Research News

How ‘smart dust’ could save lives

September 21, 2018

Imagine walking into your home and the entire house transforms to welcome you. The walls display comforting images, the air is filled with pleasant aromas and sounds. Everything adapts to your mood.

There are sensors everywhere. On your body, and in your clothes, telling your home if you’re tired, hungry, or happy. Throughout the house, the sensors create an intelligent and adaptive environment.

But this intelligent house has no single “brain”, no hub where all the information is gathered and processed, and which issues instructions to all the various devices that adapt the environment around you.

Instead, the intelligence emerges from the fluid interconnection of these devices, with information processed in a distributed fashion. This kind of processing network stands to create amazing new possibilities.

We’ve already seen the power of networks as the internet has connected people and ideas, allowing whole new ways of getting things done.

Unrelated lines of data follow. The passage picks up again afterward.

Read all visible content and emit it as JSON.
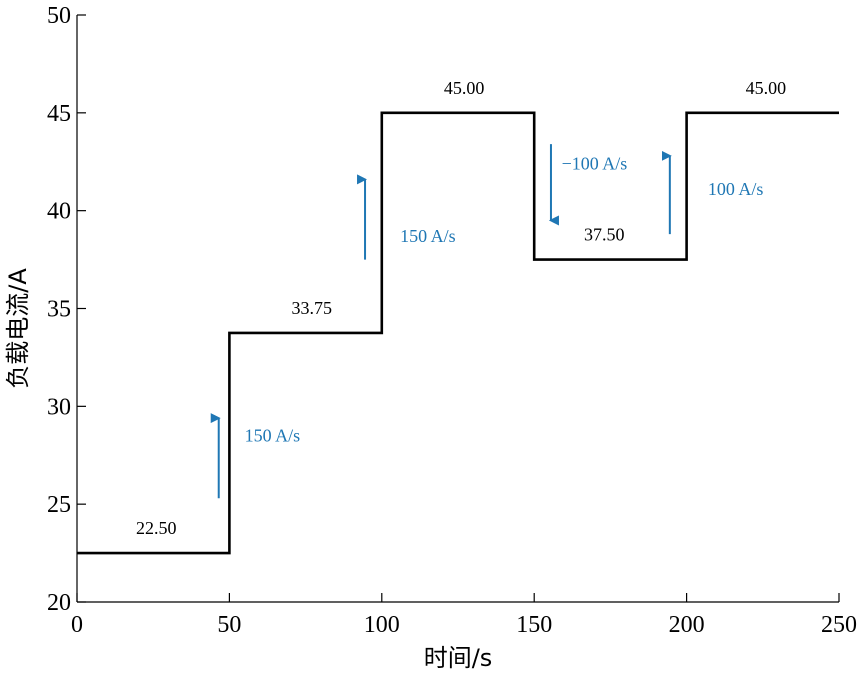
{
  "chart_data": {
    "type": "line",
    "step": true,
    "xlabel": "时间/s",
    "ylabel": "负载电流/A",
    "xlim": [
      0,
      250
    ],
    "ylim": [
      20,
      50
    ],
    "xticks": [
      0,
      50,
      100,
      150,
      200,
      250
    ],
    "yticks": [
      20,
      25,
      30,
      35,
      40,
      45,
      50
    ],
    "grid": false,
    "series": [
      {
        "color": "#000000",
        "x": [
          0,
          50,
          50,
          100,
          100,
          150,
          150,
          200,
          200,
          250
        ],
        "y": [
          22.5,
          22.5,
          33.75,
          33.75,
          45,
          45,
          37.5,
          37.5,
          45,
          45
        ]
      }
    ],
    "value_labels": [
      {
        "text": "22.50",
        "x": 26,
        "y": 22.5
      },
      {
        "text": "33.75",
        "x": 77,
        "y": 33.75
      },
      {
        "text": "45.00",
        "x": 127,
        "y": 45
      },
      {
        "text": "37.50",
        "x": 173,
        "y": 37.5
      },
      {
        "text": "45.00",
        "x": 226,
        "y": 45
      }
    ],
    "rate_annotations": [
      {
        "text": "150 A/s",
        "direction": "up",
        "arrow_x": 46.5,
        "y_from": 25.3,
        "y_to": 29.4,
        "label_x": 55,
        "label_y": 28.2
      },
      {
        "text": "150 A/s",
        "direction": "up",
        "arrow_x": 94.5,
        "y_from": 37.5,
        "y_to": 41.6,
        "label_x": 106,
        "label_y": 38.4
      },
      {
        "text": "−100 A/s",
        "direction": "down",
        "arrow_x": 155.5,
        "y_from": 43.4,
        "y_to": 39.5,
        "label_x": 159,
        "label_y": 42.1
      },
      {
        "text": "100 A/s",
        "direction": "up",
        "arrow_x": 194.5,
        "y_from": 38.8,
        "y_to": 42.8,
        "label_x": 207,
        "label_y": 40.8
      }
    ],
    "annotation_color": "#1f77b4"
  }
}
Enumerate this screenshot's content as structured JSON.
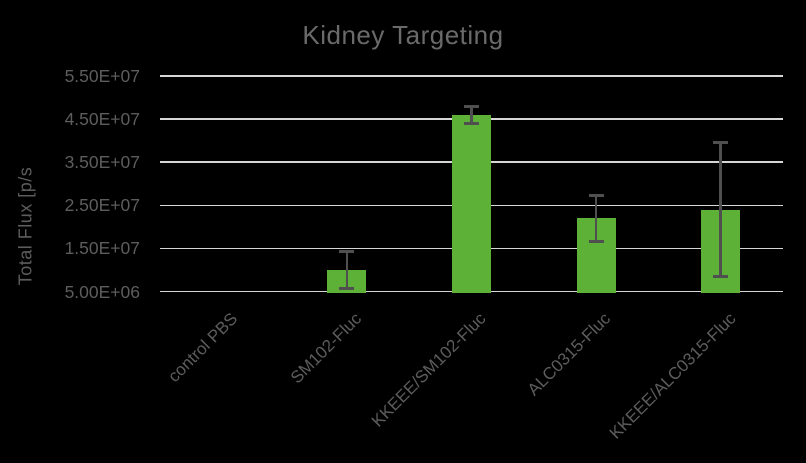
{
  "colors": {
    "background": "#000000",
    "bar": "#5cb136",
    "gridline": "#d6d6d6",
    "tick_text": "#5d5d5d",
    "title_text": "#6a6a6a",
    "error_bar": "#4f4f4f"
  },
  "chart_data": {
    "type": "bar",
    "title": "Kidney Targeting",
    "ylabel": "Total Flux [p/s",
    "xlabel": "",
    "categories": [
      "control PBS",
      "SM102-Fluc",
      "KKEEE/SM102-Fluc",
      "ALC0315-Fluc",
      "KKEEE/ALC0315-Fluc"
    ],
    "values": [
      0,
      10000000,
      46000000,
      22000000,
      24000000
    ],
    "error_plus_minus": [
      0,
      4300000,
      2000000,
      5300000,
      15500000
    ],
    "ylim": [
      5000000,
      55000000
    ],
    "yticks": [
      {
        "value": 5000000,
        "label": "5.00E+06"
      },
      {
        "value": 15000000,
        "label": "1.50E+07"
      },
      {
        "value": 25000000,
        "label": "2.50E+07"
      },
      {
        "value": 35000000,
        "label": "3.50E+07"
      },
      {
        "value": 45000000,
        "label": "4.50E+07"
      },
      {
        "value": 55000000,
        "label": "5.50E+07"
      }
    ],
    "grid": true,
    "legend": false
  }
}
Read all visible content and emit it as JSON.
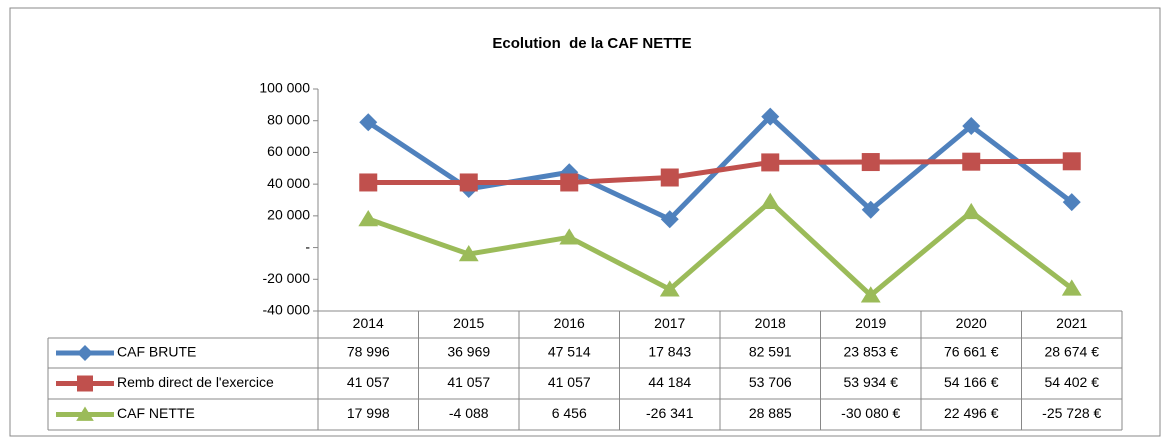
{
  "chart_data": {
    "type": "line",
    "title": "Ecolution  de la CAF NETTE",
    "categories": [
      "2014",
      "2015",
      "2016",
      "2017",
      "2018",
      "2019",
      "2020",
      "2021"
    ],
    "ylim": [
      -40000,
      100000
    ],
    "yticks": [
      {
        "value": -40000,
        "label": "-40 000"
      },
      {
        "value": -20000,
        "label": "-20 000"
      },
      {
        "value": 0,
        "label": "-"
      },
      {
        "value": 20000,
        "label": "20 000"
      },
      {
        "value": 40000,
        "label": "40 000"
      },
      {
        "value": 60000,
        "label": "60 000"
      },
      {
        "value": 80000,
        "label": "80 000"
      },
      {
        "value": 100000,
        "label": "100 000"
      }
    ],
    "grid": false,
    "series": [
      {
        "name": "CAF BRUTE",
        "color": "#4f81bd",
        "marker": "diamond",
        "values": [
          78996,
          36969,
          47514,
          17843,
          82591,
          23853,
          76661,
          28674
        ],
        "value_labels": [
          "78 996",
          "36 969",
          "47 514",
          "17 843",
          "82 591",
          "23 853 €",
          "76 661 €",
          "28 674 €"
        ]
      },
      {
        "name": "Remb direct de l'exercice",
        "color": "#c0504d",
        "marker": "square",
        "values": [
          41057,
          41057,
          41057,
          44184,
          53706,
          53934,
          54166,
          54402
        ],
        "value_labels": [
          "41 057",
          "41 057",
          "41 057",
          "44 184",
          "53 706",
          "53 934 €",
          "54 166 €",
          "54 402 €"
        ]
      },
      {
        "name": "CAF NETTE",
        "color": "#9bbb59",
        "marker": "triangle",
        "values": [
          17998,
          -4088,
          6456,
          -26341,
          28885,
          -30080,
          22496,
          -25728
        ],
        "value_labels": [
          "17 998",
          "-4 088",
          "6 456",
          "-26 341",
          "28 885",
          "-30 080 €",
          "22 496 €",
          "-25 728 €"
        ]
      }
    ]
  }
}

Now a similar principle is on the verge of transforming the environment around us: our homes, cars, offices, gyms, and towns.

Liquid networks are in fact fundamental to any thriving system – as Steven Johnson notes in his book Where Good Ideas Come From: The Natural History of Innovation – from the explosion of biological innovation in the Indian Ocean that puzzled Charles Darwin to the success of human societies and organisations that promote the flow of ideas rather than a rigid hierarchy.

Technically, though, creating a liquid network environment for the home or office is quite a challenge. Researchers at the Masdar Institute are now studying this problem, looking not only at ways of transmitting vast amounts of information, but also minute amounts from sensors that can be thought of as such “smart dust”.

One challenge is transmitting video signals from smart phones or tablets to displays that cover entire walls – an immersive video environment somewhat akin to a 3D IMAX cinema.

This kind of immersive experience requires enormous resolutions and frame rates – and consequently a huge amount of data.

Current wireless standards – the wifi in your laptop – can’t even nearly touch it. They operate at relatively low frequencies, below 6GHz, where there simply isn’t enough bandwidth to transmit such vast amounts of information.

Fortunately other parts of the electromagnetic spectrum might. Lying between the electrical and optical realms, they are known as millimetre-wave and terahertz bands.

The trouble is that at these frequencies, even the most advanced transistors run out of steam eventually. Optical transmission could work in theory, but the technology just isn’t there yet.

There are physical hurdles, too – not least the fact that these waves are absorbed by both oxygen and water, making it tricky to get them across a room.

At the Masdar Institute, we are developing new types of transceiver – devices that both receive and transmit signals – to mitigate these problems. That way, we hope to help unleash this bandwidth.

At the other extreme of bandwidth, researchers are investigating ways of embedding sensors in clothes and bandages to collect vital information about the health and wellbeing of the person wearing them.

The problem here is such sensors need to operate without batteries.

Instead, they must harvest tiny amounts of vibrational or thermal energy from the surrounding environment, in a process similar to that used by mechanical wristwatches.

This energy allows the sensors to process the information they collect and transmit small amounts of relevant data between each other and a “hub” device – a smartphone, for example.

This data could be used to help us eat, exercise and sleep better.

It might even help predict the onset of serious health problems, thus saving lives.

Such sensors operated by harvested energy could be deployed everywhere. Researchers at the University of California, Berkeley have even coined two fascinating terms for its component parts: “smart dust” and, “the swarm”. It is projected there will be more than a thousand such sensors per person.

While this will certainly create an environment completely different from what we know today, it also creates amazing opportunities for Abu Dhabi as it pushes into the field of semiconductor manufacturing to secure its post-oil future.

Dr. Ayman Shabra is assistant professor of microsystems engineering at the Masdar Institute of Science and Technology.